A Master of Science in Analytics team's deep-learning project uses a one-step neural network classifier to power an app that identifies yoga poses.
At the University of Chicago Master of Science in Analytics (MScA) capstone showcase, seven teams competed for a $5,000 best-in-show prize. After careful deliberation, the jury of five judges conferred the prize on Shahbaz Chaudhary, Emily Coppess, and Jay Ong for their project entitled “Skeletal Insights: Yoga Pose Classification Using Deep Learning,” which was lauded for its end-to-end solution to a very complex problem.

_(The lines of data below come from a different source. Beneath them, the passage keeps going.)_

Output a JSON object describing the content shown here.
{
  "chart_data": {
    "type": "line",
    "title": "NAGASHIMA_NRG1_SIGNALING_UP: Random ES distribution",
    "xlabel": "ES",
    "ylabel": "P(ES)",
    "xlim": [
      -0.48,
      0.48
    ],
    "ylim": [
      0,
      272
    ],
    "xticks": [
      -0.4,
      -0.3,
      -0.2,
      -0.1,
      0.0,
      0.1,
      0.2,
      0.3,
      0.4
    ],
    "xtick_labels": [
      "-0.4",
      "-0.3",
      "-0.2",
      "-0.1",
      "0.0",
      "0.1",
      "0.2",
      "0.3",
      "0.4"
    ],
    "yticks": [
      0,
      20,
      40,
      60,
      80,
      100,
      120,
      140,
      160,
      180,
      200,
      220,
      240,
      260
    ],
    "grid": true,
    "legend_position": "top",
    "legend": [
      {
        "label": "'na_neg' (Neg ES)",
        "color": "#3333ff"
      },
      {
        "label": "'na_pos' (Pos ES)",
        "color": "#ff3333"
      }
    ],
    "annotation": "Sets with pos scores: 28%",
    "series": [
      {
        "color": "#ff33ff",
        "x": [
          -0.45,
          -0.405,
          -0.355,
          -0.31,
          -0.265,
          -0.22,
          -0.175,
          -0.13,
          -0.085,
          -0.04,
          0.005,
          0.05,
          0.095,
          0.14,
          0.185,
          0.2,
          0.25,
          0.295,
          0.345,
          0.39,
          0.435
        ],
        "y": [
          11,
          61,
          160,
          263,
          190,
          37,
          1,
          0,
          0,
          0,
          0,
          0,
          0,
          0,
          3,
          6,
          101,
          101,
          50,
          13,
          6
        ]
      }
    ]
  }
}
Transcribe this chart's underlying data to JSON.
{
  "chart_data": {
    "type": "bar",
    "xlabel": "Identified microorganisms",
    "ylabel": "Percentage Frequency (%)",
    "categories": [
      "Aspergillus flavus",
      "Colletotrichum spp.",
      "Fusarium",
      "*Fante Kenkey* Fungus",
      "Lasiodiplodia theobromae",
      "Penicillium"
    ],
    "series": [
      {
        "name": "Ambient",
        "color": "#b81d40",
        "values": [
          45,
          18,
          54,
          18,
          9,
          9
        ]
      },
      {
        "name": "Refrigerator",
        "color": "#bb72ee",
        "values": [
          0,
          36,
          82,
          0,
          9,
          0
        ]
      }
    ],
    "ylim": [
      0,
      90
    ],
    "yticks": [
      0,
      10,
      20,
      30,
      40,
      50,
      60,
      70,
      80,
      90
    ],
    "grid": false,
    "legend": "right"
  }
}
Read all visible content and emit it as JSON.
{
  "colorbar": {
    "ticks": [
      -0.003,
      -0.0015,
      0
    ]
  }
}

Receiving honorable mention were Steven Blemker, Chirag Dadhaniya, and William Foran for “Great Wolf Resorts Onsite Revenue: Discovering What Drives Spend in Lodges” and Gordon Dri, Leibao Qi, and Monica Vuppalapati for “An Analytical Framework to Study the Diagnostic Pathways of Patients within the NorthShore Health System.”
“It was a great pleasure to see many very successful presentations,” said Sema Barlas, former director of the MScA program and part of the jury for the day’s event. “Many of the presentations were better than what I typically see at professional conferences. It was very difficult for the jury to choose a recipient team for the best-in-show award among many excellent presentations but in the end the team behind Skeletal Insights emerged on top.”
In addition to Barlas, the jury for identifying the best-in-show prize recipient consisted of Medy Agami (MScA Instructor), Ashish Pujari (Alumnus and MScA Instructor), and Daniel Shapiro from Mathematica. The $5,000 best-in-show prize can be used in the upcoming year to attend an analytics-related conference or to take additional courses as an alumni scholar.
Student Project Measures Human Skeletal Movement
What began with a more general idea than yoga, “Skeletal Insights” sought to measure something that is not typically measured. In this case, the project measured human skeletal movement, with the intention of developing a fitness-related application further down the road. Using a camera to estimate skeletal movement from change in body surface shapes, the team was able to extract data and then judge whether it approximated a fitness- or sport-related form.
“You could compare, for instance, how your golf swing relates to Tiger Woods’s,” noted Chaudhary. “Or how the form of your basketball shot compares to Michael Jordan’s.”
“We settled on yoga,” added Coppess, “because it’s a fitness area with concrete labels that reflect a particular skeletal alignment.”
"One of the important learning experiences of the capstone, beyond the analytics techniques we learned, had to do with solving problems as a group."
How Deep Learning is Utilized to Identify Yoga Poses
“Skeletal Insights” compared two applications of deep learning that used image data to classify and determine the yoga pose being represented: a one-step neural network classifier and a two-step model consisting of a pose-extracting neural network feeding into standard classification models like SVM and random forest. The one-step classifier significantly outperformed the two-step classifier.
The team notes that it was Ashish Pujari, their capstone supervisor, who urged them to try the method using the one-step neural network, which is an approach using techniques and algorithms sufficiently new and cutting-edge.
Solving Problems as a Group
“Without Ashish,” Coppess says, “we wouldn’t have finished our project. He was incredibly helpful when it came to understanding these algorithms and giving us recommendations for what to try next. One of the important learning experiences of the capstone, beyond the analytics techniques we learned, had to do with solving problems as a group. You learn to work with people who might think differently from you and in doing so you create something better.”
Chaudhury also noted the value the capstone experience brought beyond the purely analytical by pointing to the leadership skills working on such a project fosters. Ong highlighted how the coursework, though not directly used in their capstone, provided them with the foundation to confidently pursue new and complex areas of analytics.
“Our rigorous MScA training gave us a good intuition on which problems are solvable and worth pursuing,” Ong says. “Having a good sense for general concepts like the bias/variance trade-off was particularly vital as we iterated through different deep learning techniques with limited computational resources.”